Collection
How the World Gets Inside Your Head
Twelve concepts that explain why you feel the way you do about yourself, other people, and the world. No jargon. No lectures. Just the stuff nobody tells you.
This collection isn't about spotting bad arguments or fact-checking the news. It's about something closer to home: the invisible forces shaping how you feel about yourself, other people, and whether anything is worth caring about.
These twelve concepts won't tell you what to think. But they might help you understand why you already think the things you do - and where those thoughts came from.
Your attention is the product being sold
Every app, platform, and feed is competing for the same thing: your time and attention. Not because they care about you, but because your attention is what they sell to advertisers. Understanding this doesn't mean you have to delete everything - but it helps to know the game you're playing, even when it doesn't feel like a game.
How other people's behaviour becomes your compass
We look to the people around us to figure out what's normal, what's cool, and what's true. This isn't a flaw - it's how humans have always worked. But when the people around you are millions of strangers on a screen, and the behaviour you're copying was shaped by an algorithm, "normal" stops meaning what it used to.
Why hearing something enough times makes it feel true
Your brain has a shortcut: if something sounds familiar, it feels more likely to be true. Not because it is, but because recognising something takes less mental effort than questioning it. This is how trends, rumours, and ideas you've never examined end up feeling like things you've always known.
Feeling worse off because of who you're comparing yourself to
How you feel about your life has less to do with what you have and more to do with who you're measuring yourself against. When the comparison set is everyone's curated best moments - filtered, edited, and framed for maximum impact - the gap between your reality and their performance can feel enormous. It is. It's also not real.
You're seeing the highlight reel, not the full picture
The successful people you see - online, in the news, in your feed - are the ones who made it through. You don't see the thousands who tried the same thing and didn't.
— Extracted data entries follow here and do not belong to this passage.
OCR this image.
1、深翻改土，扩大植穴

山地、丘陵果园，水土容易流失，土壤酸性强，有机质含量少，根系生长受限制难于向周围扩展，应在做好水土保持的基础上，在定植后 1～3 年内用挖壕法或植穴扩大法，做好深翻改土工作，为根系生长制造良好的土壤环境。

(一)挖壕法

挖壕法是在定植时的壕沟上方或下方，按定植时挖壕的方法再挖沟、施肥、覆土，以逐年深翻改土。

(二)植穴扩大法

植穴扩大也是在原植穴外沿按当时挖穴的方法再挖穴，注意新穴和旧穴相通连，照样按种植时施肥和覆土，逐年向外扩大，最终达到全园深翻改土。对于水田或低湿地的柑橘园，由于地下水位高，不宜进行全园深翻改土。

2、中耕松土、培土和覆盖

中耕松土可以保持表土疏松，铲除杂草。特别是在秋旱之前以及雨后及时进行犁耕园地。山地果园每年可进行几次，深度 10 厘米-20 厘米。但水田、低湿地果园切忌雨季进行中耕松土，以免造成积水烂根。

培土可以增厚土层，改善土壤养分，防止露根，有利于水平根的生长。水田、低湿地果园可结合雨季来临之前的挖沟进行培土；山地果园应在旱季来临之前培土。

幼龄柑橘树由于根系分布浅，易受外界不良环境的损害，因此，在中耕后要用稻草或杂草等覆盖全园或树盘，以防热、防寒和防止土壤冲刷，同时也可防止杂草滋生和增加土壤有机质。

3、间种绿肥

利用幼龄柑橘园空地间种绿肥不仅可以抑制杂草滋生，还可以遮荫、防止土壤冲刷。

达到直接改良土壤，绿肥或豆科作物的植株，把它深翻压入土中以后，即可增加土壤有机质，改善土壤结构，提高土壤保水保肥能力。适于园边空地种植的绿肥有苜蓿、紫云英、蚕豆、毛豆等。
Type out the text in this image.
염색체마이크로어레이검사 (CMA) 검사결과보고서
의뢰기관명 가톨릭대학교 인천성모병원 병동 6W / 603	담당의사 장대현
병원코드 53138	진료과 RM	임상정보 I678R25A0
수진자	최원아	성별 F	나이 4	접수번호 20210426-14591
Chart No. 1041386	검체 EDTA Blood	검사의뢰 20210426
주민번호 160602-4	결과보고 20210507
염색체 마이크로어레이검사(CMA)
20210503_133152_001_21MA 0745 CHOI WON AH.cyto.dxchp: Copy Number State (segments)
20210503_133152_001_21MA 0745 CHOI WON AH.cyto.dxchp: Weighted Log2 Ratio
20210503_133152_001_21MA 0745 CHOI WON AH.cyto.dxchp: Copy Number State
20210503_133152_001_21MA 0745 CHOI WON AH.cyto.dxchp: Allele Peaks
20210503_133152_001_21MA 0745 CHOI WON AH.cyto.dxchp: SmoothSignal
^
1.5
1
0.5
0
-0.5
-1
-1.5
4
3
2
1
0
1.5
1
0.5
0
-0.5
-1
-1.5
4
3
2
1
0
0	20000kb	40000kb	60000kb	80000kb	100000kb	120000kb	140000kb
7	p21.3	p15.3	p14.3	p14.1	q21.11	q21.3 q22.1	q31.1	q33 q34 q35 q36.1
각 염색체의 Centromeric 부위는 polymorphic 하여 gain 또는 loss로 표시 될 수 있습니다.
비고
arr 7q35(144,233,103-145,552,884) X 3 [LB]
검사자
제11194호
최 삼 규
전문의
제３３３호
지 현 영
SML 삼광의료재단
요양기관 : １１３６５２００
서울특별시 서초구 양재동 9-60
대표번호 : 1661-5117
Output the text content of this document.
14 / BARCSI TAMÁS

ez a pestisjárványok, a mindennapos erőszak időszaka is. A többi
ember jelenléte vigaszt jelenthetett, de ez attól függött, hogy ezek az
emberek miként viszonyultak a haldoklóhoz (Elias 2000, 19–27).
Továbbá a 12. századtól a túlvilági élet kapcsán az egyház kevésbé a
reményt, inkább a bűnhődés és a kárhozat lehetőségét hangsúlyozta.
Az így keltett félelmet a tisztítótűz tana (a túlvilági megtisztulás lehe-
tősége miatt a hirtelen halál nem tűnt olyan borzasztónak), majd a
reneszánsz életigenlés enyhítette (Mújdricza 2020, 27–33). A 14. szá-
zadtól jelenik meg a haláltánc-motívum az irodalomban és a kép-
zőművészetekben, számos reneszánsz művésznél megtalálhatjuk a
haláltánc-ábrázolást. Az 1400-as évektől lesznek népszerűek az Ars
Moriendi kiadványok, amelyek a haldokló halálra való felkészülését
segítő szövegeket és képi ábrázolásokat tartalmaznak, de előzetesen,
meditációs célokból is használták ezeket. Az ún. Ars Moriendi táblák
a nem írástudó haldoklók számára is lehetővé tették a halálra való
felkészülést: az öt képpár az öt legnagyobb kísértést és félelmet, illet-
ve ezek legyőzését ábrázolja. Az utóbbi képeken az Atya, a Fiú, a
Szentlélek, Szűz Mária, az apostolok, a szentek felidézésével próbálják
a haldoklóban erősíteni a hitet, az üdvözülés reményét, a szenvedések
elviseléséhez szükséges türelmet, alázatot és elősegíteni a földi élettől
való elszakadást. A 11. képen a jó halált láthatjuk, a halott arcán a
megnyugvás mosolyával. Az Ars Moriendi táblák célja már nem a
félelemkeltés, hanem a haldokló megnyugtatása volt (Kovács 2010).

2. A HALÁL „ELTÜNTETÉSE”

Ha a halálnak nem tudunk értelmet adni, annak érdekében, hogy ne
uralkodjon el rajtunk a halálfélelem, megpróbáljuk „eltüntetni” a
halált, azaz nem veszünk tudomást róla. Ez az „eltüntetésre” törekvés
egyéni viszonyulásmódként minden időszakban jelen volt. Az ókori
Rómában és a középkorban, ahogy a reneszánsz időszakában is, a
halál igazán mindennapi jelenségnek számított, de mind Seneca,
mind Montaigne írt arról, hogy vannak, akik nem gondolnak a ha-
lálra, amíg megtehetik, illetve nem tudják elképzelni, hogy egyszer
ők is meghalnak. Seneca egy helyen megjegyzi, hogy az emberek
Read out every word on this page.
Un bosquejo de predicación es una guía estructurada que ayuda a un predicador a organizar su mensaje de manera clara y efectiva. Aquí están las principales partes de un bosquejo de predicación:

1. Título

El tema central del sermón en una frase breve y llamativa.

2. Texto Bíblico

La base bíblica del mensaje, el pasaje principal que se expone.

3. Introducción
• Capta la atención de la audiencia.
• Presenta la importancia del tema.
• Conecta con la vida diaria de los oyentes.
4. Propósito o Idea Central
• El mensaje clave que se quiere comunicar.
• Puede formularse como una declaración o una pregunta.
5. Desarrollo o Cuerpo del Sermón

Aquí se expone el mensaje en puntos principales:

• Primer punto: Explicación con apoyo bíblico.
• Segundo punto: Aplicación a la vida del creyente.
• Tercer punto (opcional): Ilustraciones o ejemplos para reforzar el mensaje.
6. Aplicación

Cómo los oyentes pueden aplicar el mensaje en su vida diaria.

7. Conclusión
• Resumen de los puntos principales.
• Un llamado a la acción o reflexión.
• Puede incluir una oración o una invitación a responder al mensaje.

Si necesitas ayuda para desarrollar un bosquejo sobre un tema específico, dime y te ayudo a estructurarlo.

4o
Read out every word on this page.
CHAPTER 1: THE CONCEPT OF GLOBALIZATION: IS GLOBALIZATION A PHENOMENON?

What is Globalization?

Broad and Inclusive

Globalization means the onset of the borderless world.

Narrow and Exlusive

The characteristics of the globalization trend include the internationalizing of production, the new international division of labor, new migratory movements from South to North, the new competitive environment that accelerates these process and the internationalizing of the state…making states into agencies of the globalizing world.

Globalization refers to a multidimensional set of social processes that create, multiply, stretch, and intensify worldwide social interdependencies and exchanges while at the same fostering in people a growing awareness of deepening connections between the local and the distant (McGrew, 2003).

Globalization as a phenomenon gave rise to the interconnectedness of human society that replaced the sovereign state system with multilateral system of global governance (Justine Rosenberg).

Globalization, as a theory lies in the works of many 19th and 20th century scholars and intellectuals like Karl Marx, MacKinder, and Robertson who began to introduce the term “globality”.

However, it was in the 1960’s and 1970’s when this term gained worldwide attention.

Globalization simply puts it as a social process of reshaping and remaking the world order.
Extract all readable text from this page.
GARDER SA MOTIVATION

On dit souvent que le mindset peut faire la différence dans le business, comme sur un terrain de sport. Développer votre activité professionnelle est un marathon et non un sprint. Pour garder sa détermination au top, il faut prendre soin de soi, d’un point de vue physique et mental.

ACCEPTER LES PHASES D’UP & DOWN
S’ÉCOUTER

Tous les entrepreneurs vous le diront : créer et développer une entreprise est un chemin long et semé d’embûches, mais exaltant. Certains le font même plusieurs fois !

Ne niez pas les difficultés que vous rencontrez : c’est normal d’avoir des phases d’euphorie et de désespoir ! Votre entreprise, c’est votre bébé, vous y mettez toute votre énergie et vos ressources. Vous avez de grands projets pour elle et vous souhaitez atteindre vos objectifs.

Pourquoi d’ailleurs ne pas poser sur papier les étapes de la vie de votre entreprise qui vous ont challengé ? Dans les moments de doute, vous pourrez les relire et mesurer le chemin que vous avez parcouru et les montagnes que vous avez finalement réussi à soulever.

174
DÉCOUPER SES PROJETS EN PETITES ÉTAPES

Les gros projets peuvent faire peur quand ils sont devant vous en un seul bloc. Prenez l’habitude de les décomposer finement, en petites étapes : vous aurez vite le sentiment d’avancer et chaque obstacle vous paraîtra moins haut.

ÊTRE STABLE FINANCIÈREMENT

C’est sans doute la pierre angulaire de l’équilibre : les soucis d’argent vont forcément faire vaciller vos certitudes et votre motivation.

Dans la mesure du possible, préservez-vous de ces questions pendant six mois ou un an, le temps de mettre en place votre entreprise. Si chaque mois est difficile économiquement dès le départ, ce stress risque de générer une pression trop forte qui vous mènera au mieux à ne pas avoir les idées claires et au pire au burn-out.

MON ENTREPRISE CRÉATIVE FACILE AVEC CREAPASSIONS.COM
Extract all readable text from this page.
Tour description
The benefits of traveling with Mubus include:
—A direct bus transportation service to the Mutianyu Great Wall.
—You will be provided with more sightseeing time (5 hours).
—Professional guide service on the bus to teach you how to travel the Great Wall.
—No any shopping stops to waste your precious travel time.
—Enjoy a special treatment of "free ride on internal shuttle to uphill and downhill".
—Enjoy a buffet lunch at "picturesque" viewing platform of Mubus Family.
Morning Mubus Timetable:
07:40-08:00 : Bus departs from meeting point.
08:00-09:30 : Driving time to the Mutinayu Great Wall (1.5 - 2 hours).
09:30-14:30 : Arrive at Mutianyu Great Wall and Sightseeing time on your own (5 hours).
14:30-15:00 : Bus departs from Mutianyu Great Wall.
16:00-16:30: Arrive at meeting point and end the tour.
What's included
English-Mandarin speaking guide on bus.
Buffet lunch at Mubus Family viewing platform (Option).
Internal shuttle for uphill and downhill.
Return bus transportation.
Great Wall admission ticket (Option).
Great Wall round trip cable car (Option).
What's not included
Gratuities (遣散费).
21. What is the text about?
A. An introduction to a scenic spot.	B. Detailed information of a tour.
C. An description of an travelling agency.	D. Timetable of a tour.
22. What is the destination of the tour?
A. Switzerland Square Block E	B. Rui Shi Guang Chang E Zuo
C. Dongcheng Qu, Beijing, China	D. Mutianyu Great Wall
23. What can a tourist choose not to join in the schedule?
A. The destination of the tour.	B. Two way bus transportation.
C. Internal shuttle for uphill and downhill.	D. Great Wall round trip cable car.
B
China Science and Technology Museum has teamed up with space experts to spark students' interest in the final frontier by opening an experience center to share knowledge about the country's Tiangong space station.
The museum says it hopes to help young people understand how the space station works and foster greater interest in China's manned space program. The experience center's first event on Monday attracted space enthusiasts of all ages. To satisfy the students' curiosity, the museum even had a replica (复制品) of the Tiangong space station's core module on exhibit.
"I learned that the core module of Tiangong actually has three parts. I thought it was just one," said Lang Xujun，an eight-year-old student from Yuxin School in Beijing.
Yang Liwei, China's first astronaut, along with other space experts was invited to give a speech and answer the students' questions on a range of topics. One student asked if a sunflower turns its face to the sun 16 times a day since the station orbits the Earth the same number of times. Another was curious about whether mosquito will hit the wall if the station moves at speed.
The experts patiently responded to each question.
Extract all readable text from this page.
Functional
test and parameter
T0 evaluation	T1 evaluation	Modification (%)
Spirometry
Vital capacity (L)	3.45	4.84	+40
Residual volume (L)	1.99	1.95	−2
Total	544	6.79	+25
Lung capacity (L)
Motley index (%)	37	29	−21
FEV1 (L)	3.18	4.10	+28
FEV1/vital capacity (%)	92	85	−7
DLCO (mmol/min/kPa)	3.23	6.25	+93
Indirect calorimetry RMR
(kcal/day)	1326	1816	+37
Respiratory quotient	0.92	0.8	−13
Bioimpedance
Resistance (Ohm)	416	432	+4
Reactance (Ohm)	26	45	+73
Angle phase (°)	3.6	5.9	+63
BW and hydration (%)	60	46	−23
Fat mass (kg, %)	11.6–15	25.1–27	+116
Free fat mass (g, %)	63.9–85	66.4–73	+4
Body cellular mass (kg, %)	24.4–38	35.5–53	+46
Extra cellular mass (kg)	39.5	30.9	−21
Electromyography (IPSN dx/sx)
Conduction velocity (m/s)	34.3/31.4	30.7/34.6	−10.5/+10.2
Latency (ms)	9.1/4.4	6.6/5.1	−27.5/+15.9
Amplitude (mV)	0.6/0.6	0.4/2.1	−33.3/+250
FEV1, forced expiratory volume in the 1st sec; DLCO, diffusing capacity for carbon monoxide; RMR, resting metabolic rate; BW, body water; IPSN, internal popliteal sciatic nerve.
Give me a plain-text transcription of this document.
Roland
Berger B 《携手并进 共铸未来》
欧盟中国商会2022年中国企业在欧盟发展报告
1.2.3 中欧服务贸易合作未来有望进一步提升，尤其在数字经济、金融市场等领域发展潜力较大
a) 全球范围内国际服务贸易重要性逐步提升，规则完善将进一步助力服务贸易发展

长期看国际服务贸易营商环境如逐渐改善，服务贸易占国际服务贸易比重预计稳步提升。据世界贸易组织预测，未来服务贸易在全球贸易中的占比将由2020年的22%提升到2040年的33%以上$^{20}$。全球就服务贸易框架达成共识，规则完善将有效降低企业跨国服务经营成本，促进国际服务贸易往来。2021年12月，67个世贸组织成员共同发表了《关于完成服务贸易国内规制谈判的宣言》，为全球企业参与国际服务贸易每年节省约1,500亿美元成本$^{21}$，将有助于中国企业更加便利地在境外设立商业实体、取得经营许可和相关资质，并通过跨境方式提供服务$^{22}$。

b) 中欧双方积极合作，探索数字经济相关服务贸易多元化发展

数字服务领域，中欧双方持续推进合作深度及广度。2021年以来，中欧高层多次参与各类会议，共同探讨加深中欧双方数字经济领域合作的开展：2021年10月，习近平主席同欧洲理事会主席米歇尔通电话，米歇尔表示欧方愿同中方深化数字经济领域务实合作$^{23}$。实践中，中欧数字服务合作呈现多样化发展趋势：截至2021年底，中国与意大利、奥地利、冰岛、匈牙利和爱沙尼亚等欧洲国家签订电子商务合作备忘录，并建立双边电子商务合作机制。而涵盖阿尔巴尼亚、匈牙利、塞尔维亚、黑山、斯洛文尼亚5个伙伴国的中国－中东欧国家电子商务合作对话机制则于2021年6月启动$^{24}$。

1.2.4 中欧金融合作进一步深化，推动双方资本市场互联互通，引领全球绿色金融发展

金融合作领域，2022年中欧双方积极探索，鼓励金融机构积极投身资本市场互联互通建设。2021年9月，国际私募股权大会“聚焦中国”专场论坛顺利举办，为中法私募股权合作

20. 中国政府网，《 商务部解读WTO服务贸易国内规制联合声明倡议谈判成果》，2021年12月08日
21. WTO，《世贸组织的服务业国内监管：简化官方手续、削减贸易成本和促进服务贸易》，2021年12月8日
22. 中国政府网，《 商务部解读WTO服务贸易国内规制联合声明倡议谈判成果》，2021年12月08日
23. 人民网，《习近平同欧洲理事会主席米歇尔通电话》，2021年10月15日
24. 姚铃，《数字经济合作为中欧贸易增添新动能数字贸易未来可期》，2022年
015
When you only see winners, it's easy to assume winning is normal and that something's wrong with you if it doesn't come easily. Nothing about that conclusion is based on complete information.
Your wants are being created for you
Some of the things you want - the products, the lifestyles, the versions of yourself you're chasing - didn't start as your ideas. They were manufactured. An entire industry exists to create desires you didn't have and then sell you the solution. Knowing this doesn't make the wanting disappear, but it does let you ask: is this mine, or was it put here?
Why "just work harder" doesn't tell the whole story
The idea that success comes from talent and effort alone is appealing because it's simple and it puts you in control. But it leaves out everything that isn't talent and effort: where you were born, who your parents are, what school you went to, what you look like, and a hundred other things you didn't choose. Hard work matters. It's just not the only thing that matters.
How the unacceptable becomes invisible
Things that would have shocked people ten years ago barely register now. That's not because we've become wiser - it's because the boundary of what counts as normal has shifted, slowly and steadily, until the new normal doesn't feel new any more. This process works on everyone, including you, and the fact that you can't feel it happening is part of how it works.
Why you feel numb after too much bad news
If you've ever felt like you should care about something but couldn't quite get there, this might be why. Constant exposure to suffering - in your feed, in the news, in the world - wears down your capacity to respond to it. This isn't selfishness. It's a psychological circuit breaker. But knowing the difference between not caring and being overloaded matters, because they feel the same from the inside.
Why you're being told nothing matters
Cynicism sounds like intelligence. Giving up feels like seeing clearly. But sometimes the message that nothing can change and nothing is worth trying isn't insight - it's a tactic. The people who benefit most from your disengagement are rarely the ones telling you the system is broken. They're the ones quietly relying on you to believe it.
Nobody's watching you as closely as you think
That embarrassing thing you said. The way you looked when you walked into the room. The mistake everyone definitely noticed. Almost none of it registered with anyone else. We massively overestimate how much attention other people pay to us - because we're the centre of our own experience, and it's hard to believe we're not the centre of everyone else's too.
The cage door might already be open
When you've been told enough times that you can't do something - by systems, by algorithms, by the sheer weight of bad news - you can stop trying even when the situation has changed. The helplessness is real. But it was learned, not built in. And the thing about learned behaviour is that it can be unlearned, once you realise where it came from.